In a world filled with humans who despise what they don’t get, fear what they can’t understand, and murder either with their thoughts or hands those who are divergent…..I want to be different.

Love is beautiful anarchy

Light is the epitome of rebellion against darkened understanding

Brilliant bright light so the world can see
Recklessly loving us all into anarchy

While the planet is threshed wheat from tare
I’ll gather and glean to me those in despair

It is enough for those standing accepted in the sun
To carry the status of a chosen one

I’ll cast my lot with the vagabond parade
I vomit at the charity of pretentious charade

Babylon, Babylon, can’t you see she’s imploding?
Or are your ears deafened from your own gloating?

Superiority, elitism, white washed graves
Their throats lie open like wilderness caves

But they won’t catch me or mine
Unbeknownst to them we are made of brine

And, I refuse to give them water…

The Surest Compass: A Mourner’s Song

Through the canopy of humidity and trees
The sunlight shines and seems to beckon me

From the moss covered wooden bench I lifted my gaze
Unsure how long I’d sat in a heated daze

A hawk crossed the opening as I looked to the sky
A helios portal just wide enough I could see her fly

My eyes burned from my briny forehead drip
As sweat beaded upon my upper lip

My heart beat slow but hard within my chest
As I wondered was it the hawk or me who arrived as a guest
On my journey I grew overwhelmed and had to pause to be seated on the path below
And From her flight path she saw my summer-flushed face aglow

It occurred to me in this moment we had arrived at the same place and the same time
There was a lesson for us both revealed in this rhyme

A profound revelation bubbled up from the spring of my root
The point had emerged from cocoon and was no longer moot

A matter became a lesson birthed from synchronicity
Progress on one’s path requires complicity

Comply with soul lest it leave you be
And follow your knowing like the wise growth of a tree

Rage against the dying of the pure light of innocence
Turn to mother nature with organic penitence. 

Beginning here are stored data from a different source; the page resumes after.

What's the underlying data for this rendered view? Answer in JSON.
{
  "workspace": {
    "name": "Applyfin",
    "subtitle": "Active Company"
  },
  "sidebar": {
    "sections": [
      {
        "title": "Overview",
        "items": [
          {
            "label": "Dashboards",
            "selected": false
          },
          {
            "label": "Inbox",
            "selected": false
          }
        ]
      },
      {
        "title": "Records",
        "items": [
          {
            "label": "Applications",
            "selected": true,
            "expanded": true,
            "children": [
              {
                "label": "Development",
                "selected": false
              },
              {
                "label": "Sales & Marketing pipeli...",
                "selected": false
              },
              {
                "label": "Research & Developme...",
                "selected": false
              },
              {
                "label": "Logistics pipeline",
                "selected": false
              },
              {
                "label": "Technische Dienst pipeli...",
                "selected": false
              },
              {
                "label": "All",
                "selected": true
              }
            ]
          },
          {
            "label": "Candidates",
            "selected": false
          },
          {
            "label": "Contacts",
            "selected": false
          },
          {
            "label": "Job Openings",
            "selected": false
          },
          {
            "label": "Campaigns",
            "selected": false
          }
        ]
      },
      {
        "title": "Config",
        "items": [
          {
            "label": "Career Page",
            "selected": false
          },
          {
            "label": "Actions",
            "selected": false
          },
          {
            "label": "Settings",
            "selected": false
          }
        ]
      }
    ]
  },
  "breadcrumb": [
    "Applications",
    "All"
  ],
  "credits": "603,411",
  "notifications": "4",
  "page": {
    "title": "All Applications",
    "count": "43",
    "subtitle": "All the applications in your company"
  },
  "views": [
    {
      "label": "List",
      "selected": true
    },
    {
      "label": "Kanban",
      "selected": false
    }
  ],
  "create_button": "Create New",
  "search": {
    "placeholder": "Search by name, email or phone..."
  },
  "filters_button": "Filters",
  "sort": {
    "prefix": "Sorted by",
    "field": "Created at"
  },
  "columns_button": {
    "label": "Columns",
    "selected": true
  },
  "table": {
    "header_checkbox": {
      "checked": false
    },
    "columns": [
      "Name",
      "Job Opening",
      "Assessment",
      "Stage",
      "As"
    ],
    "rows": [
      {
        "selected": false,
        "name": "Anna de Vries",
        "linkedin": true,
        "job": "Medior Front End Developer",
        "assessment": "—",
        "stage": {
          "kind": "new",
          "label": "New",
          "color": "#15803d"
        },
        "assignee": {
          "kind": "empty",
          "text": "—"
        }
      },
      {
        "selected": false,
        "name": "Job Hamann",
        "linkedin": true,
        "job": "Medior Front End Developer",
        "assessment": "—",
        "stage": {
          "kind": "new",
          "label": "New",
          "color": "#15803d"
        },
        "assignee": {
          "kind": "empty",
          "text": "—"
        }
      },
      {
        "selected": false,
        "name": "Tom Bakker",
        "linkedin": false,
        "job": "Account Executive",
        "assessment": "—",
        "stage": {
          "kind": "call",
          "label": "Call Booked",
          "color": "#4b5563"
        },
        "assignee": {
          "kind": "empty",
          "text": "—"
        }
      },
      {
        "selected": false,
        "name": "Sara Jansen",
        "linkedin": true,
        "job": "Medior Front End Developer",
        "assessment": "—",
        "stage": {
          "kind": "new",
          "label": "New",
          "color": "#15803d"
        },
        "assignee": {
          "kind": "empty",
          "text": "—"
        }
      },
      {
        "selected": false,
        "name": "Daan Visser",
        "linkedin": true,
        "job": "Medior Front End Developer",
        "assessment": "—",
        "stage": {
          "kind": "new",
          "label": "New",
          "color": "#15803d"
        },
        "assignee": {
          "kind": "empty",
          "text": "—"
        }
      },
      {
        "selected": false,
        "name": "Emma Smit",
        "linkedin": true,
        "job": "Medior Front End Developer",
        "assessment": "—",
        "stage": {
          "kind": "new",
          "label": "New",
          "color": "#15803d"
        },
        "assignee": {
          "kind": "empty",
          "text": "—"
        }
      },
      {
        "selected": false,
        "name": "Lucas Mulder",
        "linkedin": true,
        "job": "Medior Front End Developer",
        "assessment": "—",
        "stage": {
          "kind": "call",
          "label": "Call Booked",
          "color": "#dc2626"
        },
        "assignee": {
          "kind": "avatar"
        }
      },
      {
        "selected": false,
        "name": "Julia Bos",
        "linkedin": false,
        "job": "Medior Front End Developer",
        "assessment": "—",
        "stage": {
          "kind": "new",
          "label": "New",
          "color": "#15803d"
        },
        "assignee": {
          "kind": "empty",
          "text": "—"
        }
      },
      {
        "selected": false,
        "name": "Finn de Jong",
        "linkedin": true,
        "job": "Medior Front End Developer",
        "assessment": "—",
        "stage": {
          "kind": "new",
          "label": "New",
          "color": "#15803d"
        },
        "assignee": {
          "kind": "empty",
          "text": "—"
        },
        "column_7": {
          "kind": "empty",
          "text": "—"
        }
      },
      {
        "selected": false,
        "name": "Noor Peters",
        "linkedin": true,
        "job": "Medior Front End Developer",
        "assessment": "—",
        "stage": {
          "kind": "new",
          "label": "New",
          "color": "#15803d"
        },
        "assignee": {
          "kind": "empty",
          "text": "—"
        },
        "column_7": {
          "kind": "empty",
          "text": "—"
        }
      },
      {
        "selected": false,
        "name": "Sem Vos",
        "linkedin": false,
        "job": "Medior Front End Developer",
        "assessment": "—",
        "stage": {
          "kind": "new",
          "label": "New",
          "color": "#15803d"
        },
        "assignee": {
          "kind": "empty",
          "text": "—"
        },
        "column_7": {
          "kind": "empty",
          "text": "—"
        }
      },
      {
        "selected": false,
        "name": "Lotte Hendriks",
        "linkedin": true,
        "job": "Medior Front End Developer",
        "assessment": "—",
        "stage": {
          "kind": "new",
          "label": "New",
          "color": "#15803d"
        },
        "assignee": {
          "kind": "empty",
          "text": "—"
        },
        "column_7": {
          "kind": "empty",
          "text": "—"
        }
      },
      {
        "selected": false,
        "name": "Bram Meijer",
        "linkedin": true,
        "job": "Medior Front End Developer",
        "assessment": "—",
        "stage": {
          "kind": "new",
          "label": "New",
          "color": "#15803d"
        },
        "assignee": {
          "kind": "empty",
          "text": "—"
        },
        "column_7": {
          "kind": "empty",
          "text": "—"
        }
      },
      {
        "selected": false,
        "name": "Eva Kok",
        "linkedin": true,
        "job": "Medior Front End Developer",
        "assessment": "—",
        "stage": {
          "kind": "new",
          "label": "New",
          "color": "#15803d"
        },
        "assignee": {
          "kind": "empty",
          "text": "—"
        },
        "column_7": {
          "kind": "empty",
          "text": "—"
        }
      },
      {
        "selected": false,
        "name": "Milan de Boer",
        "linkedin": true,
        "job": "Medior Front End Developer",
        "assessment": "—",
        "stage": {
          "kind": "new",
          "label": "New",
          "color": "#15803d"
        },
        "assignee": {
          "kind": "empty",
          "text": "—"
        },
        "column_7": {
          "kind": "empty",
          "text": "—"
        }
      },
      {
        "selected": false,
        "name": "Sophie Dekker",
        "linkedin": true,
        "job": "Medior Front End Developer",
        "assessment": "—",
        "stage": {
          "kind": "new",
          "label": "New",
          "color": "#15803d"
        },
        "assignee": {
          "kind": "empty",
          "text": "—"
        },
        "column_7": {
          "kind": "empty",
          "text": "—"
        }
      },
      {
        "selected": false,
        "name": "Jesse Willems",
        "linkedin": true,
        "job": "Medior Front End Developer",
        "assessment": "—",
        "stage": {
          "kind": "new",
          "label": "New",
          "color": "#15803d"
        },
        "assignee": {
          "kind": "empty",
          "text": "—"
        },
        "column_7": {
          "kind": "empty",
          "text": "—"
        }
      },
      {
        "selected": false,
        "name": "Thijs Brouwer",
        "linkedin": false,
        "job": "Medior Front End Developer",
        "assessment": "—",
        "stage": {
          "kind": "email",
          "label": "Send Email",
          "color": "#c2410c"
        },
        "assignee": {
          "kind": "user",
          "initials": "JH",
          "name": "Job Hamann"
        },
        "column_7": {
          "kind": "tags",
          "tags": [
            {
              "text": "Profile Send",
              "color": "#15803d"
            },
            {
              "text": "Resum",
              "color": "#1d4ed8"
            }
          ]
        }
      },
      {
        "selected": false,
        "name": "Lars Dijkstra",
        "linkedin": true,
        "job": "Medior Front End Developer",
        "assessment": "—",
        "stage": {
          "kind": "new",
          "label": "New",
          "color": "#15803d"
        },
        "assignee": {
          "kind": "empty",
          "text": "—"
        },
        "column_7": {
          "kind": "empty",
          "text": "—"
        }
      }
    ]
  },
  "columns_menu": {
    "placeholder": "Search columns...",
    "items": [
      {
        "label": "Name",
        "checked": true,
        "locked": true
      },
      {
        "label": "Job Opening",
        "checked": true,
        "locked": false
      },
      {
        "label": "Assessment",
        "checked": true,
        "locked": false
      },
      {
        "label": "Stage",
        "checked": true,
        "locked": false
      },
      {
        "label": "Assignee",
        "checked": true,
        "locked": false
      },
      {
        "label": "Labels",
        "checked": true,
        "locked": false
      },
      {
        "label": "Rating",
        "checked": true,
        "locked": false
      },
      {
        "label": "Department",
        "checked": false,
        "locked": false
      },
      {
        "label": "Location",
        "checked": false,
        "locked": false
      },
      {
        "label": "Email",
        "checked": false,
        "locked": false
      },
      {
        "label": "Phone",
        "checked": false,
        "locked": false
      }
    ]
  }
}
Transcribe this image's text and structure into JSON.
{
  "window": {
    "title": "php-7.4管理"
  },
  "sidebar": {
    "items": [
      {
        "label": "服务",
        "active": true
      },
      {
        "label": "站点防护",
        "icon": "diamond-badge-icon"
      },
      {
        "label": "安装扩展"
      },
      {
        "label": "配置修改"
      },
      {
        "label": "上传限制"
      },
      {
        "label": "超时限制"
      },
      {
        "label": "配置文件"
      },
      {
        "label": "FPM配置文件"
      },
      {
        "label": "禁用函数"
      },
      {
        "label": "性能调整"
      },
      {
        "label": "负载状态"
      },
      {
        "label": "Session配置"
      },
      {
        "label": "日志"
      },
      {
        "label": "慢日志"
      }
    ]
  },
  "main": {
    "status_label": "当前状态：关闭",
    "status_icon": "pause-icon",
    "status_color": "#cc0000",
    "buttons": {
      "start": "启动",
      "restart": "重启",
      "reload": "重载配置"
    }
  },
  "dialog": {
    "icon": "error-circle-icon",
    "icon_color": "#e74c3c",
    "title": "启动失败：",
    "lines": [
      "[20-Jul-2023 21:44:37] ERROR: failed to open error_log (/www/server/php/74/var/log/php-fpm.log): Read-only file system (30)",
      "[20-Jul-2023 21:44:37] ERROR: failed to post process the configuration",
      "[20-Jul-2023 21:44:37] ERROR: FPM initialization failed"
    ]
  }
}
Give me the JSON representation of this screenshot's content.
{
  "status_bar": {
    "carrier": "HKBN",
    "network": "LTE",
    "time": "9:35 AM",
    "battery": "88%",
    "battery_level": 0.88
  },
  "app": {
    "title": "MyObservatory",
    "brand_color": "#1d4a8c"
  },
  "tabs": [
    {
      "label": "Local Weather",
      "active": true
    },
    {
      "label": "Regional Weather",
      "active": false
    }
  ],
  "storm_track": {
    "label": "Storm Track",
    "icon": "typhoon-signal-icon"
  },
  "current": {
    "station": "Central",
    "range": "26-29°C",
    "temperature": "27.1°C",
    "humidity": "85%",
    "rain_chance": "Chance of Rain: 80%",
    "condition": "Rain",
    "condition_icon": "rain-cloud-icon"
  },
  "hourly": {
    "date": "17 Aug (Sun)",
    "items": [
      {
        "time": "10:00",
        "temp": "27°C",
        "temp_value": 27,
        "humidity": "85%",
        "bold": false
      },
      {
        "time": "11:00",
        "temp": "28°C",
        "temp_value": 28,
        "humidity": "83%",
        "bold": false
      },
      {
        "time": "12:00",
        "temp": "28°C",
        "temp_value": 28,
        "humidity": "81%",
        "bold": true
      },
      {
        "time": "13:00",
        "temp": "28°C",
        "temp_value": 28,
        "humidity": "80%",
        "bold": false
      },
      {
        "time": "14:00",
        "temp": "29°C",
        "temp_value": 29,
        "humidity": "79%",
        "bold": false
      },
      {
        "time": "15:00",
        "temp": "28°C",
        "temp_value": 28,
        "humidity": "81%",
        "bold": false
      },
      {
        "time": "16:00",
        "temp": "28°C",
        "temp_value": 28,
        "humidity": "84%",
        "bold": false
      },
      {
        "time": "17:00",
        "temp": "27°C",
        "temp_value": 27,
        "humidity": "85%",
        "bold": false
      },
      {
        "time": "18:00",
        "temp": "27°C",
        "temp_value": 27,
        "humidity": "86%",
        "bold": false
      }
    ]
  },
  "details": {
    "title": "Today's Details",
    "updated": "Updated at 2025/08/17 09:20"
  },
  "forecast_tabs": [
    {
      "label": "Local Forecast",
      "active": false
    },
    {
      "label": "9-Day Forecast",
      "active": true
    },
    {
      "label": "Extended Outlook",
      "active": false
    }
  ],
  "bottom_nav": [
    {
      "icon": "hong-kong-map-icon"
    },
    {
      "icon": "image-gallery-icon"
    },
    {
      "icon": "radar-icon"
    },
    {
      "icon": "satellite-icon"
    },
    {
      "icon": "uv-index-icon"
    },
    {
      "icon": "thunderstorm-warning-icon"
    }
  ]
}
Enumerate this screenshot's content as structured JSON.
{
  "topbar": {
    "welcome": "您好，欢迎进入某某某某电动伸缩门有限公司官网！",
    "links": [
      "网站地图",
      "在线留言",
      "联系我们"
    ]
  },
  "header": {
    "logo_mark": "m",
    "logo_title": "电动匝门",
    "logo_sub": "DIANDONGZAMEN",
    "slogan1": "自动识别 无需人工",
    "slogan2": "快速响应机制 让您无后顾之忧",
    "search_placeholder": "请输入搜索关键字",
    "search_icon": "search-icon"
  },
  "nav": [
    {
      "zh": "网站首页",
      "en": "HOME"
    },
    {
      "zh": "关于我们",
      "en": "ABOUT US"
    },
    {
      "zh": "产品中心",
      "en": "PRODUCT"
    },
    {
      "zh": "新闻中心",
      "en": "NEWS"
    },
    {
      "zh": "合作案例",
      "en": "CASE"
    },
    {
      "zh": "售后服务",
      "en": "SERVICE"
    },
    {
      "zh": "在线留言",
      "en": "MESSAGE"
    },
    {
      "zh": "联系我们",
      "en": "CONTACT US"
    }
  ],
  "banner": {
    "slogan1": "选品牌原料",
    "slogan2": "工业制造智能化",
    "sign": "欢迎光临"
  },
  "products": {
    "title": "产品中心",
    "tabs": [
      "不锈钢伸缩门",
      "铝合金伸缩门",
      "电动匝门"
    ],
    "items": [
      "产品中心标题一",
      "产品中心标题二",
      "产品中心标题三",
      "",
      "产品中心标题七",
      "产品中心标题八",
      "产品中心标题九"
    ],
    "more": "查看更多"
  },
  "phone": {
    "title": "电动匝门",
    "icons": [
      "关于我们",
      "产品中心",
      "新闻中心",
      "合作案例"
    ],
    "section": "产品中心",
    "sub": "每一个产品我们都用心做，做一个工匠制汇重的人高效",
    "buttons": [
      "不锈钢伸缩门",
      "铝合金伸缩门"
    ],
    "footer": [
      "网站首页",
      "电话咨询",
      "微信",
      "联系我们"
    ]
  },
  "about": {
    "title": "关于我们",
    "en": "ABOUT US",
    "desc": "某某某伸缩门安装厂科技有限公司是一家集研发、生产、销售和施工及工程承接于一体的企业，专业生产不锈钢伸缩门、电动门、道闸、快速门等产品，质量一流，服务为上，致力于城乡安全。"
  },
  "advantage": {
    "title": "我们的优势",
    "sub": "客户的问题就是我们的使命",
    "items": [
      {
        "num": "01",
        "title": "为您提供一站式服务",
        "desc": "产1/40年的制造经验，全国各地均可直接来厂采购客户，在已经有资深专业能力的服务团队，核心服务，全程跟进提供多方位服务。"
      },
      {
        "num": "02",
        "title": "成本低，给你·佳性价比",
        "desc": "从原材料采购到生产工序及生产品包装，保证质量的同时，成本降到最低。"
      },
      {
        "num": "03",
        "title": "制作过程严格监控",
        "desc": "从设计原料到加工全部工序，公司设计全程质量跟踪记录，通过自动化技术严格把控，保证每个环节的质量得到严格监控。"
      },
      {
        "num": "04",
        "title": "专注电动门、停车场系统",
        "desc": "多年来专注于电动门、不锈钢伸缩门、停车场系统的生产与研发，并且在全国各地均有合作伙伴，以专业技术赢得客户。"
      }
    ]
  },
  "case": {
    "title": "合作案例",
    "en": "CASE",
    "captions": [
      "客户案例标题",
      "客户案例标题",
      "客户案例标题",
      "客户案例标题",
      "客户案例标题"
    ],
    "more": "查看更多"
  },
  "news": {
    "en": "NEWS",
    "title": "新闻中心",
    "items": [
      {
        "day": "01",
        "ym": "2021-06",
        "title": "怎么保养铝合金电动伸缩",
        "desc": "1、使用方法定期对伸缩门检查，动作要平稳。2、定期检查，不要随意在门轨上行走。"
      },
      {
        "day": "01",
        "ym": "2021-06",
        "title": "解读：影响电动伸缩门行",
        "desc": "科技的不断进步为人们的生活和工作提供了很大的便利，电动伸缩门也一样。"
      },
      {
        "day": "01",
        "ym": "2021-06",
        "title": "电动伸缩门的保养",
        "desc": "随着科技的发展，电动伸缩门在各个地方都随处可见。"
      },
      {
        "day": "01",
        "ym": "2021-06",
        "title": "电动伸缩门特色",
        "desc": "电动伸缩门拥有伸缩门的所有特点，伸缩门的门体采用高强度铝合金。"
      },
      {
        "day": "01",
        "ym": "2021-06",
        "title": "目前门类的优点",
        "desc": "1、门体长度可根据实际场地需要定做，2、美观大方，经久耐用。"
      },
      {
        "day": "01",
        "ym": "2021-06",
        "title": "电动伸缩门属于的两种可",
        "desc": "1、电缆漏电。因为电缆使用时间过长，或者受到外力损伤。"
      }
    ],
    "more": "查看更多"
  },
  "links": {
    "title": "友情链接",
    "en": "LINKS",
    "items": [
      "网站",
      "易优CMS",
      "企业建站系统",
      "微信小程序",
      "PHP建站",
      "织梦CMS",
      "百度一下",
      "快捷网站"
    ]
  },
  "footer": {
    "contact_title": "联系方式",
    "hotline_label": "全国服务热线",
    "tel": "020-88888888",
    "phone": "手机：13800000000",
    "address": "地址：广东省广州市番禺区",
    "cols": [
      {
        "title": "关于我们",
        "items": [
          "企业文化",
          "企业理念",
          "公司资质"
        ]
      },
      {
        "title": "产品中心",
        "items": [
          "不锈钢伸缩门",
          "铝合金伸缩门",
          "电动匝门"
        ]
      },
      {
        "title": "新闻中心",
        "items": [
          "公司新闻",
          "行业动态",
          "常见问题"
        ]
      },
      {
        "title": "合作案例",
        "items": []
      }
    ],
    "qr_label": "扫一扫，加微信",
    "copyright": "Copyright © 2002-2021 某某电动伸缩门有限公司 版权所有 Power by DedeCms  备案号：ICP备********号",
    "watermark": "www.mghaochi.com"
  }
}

She will open portals amongst interwoven branches and limbs
Her winged messengers timing aren’t based on whims

The whole of the wild is a natural mirror
And immersed in its bramble we learn to see clearer

The irony of the ironic
Is the best medicine I’ve swallowed

It’s an antivenom kind of tonic
That breaks us free from what we’ve wrongly followed

The lesson wrapped rhyme is as simple as this
No matter your path the surest compass is bliss.